A suprema majestade divina é atraída especialmente pela mais profunda pequenez. “Grandes coisas fez em o Onipotente; lançou um olhar de benevolência sobre a sua humilde serva” (lc 1,49-49). Quando o homem se eleva em seu orgulho, querendo ser como Deus (Gn 3,5), pela mesma lei é repelido por Deus: Derruba do trono os poderosos (Lc 1,52).

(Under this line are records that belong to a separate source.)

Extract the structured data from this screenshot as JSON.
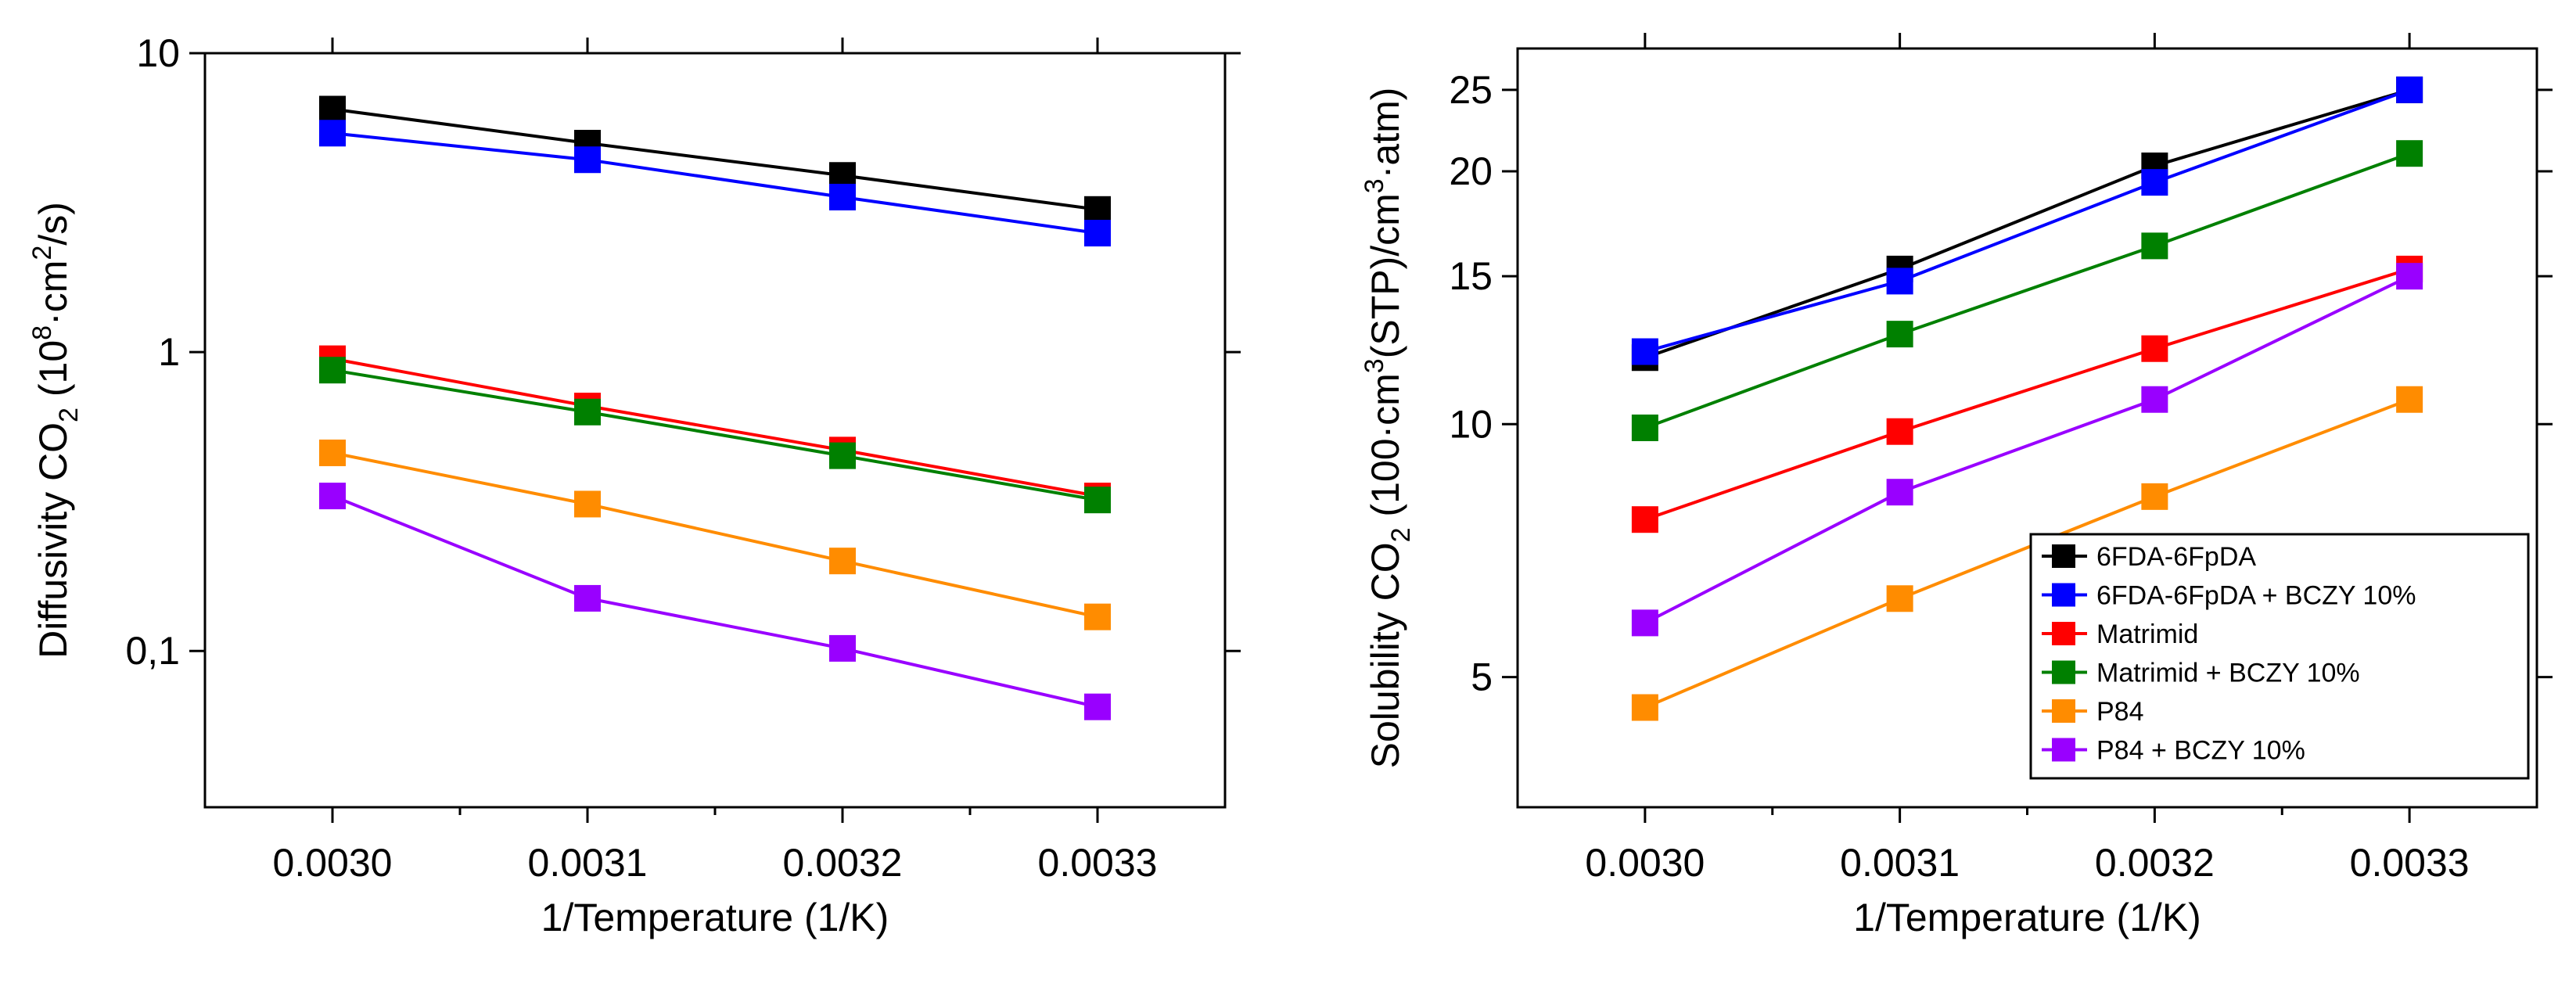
{
  "figure": {
    "description_panels": 2
  },
  "colors": {
    "6FDA-6FpDA": "#000000",
    "6FDA-6FpDA + BCZY 10%": "#0000ff",
    "Matrimid": "#ff0000",
    "Matrimid + BCZY 10%": "#008000",
    "P84": "#ff8c00",
    "P84 + BCZY 10%": "#9900ff"
  },
  "chart_data": [
    {
      "type": "line",
      "scale_y": "log",
      "xlabel": "1/Temperature (1/K)",
      "ylabel_main": "Diffusivity CO",
      "ylabel_sub": "2",
      "ylabel_unit_open": " (10",
      "ylabel_sup": "8",
      "ylabel_mid": "·cm",
      "ylabel_sup2": "2",
      "ylabel_end": "/s)",
      "xlim": [
        0.00295,
        0.00335
      ],
      "ylim": [
        0.03,
        10
      ],
      "x_ticks": [
        0.003,
        0.0031,
        0.0032,
        0.0033
      ],
      "x_tick_labels": [
        "0.0030",
        "0.0031",
        "0.0032",
        "0.0033"
      ],
      "y_ticks": [
        0.1,
        1,
        10
      ],
      "y_tick_labels": [
        "0,1",
        "1",
        "10"
      ],
      "x": [
        0.003,
        0.0031,
        0.0032,
        0.0033
      ],
      "series": [
        {
          "name": "6FDA-6FpDA",
          "values": [
            6.5,
            5.0,
            3.9,
            3.0
          ]
        },
        {
          "name": "6FDA-6FpDA + BCZY 10%",
          "values": [
            5.4,
            4.4,
            3.3,
            2.5
          ]
        },
        {
          "name": "Matrimid",
          "values": [
            0.95,
            0.66,
            0.47,
            0.33
          ]
        },
        {
          "name": "Matrimid + BCZY 10%",
          "values": [
            0.87,
            0.63,
            0.45,
            0.32
          ]
        },
        {
          "name": "P84",
          "values": [
            0.46,
            0.31,
            0.2,
            0.13
          ]
        },
        {
          "name": "P84 + BCZY 10%",
          "values": [
            0.33,
            0.15,
            0.102,
            0.065
          ]
        }
      ]
    },
    {
      "type": "line",
      "scale_y": "log",
      "xlabel": "1/Temperature (1/K)",
      "ylabel_main": "Solubility CO",
      "ylabel_sub": "2",
      "ylabel_unit_open": " (100·cm",
      "ylabel_sup": "3",
      "ylabel_mid": "(STP)/cm",
      "ylabel_sup2": "3",
      "ylabel_end": "·atm)",
      "xlim": [
        0.00295,
        0.00335
      ],
      "ylim": [
        3.5,
        28
      ],
      "x_ticks": [
        0.003,
        0.0031,
        0.0032,
        0.0033
      ],
      "x_tick_labels": [
        "0.0030",
        "0.0031",
        "0.0032",
        "0.0033"
      ],
      "y_ticks": [
        5,
        10,
        15,
        20,
        25
      ],
      "y_tick_labels": [
        "5",
        "10",
        "15",
        "20",
        "25"
      ],
      "x": [
        0.003,
        0.0031,
        0.0032,
        0.0033
      ],
      "legend_position": "bottom-right",
      "series": [
        {
          "name": "6FDA-6FpDA",
          "values": [
            12.0,
            15.3,
            20.3,
            25.0
          ]
        },
        {
          "name": "6FDA-6FpDA + BCZY 10%",
          "values": [
            12.2,
            14.8,
            19.4,
            25.0
          ]
        },
        {
          "name": "Matrimid",
          "values": [
            7.7,
            9.8,
            12.3,
            15.3
          ]
        },
        {
          "name": "Matrimid + BCZY 10%",
          "values": [
            9.9,
            12.8,
            16.3,
            21.0
          ]
        },
        {
          "name": "P84",
          "values": [
            4.6,
            6.2,
            8.2,
            10.7
          ]
        },
        {
          "name": "P84 + BCZY 10%",
          "values": [
            5.8,
            8.3,
            10.7,
            15.0
          ]
        }
      ]
    }
  ]
}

Maria foi a humilde serva do Senhor e assim permaneceu. Estava para com Deus em total disponibilidade. Jamais tomou atitude calculada em relação à vontade de Deus; não hesitava na escolha para dizer sim ou não. Se compreendêssemos profundamente p ser de Deus, não teríamos que investigar se é bom para nós o que Deus nos pede – seria já atrevimento; só temos que estar prontos e agir. “Fazei tudo o que ele vos disser” (Jo 2,5). Esta é a única atitude espiritual que convém ao homem perante Deus, à criatura em relação a seu Criador. Neste espírito de entrega total, Maria é para nós o mais belo ideal.
Com esse espírito, que é nosso espírito de família, devemos apresentar-nos perante Deus, devemos tornar-nos um com ele; então nossos desejos se transformarão em atos. Cristo será o objeto de nossos desejos; nossa ação será tanto dele como nossa.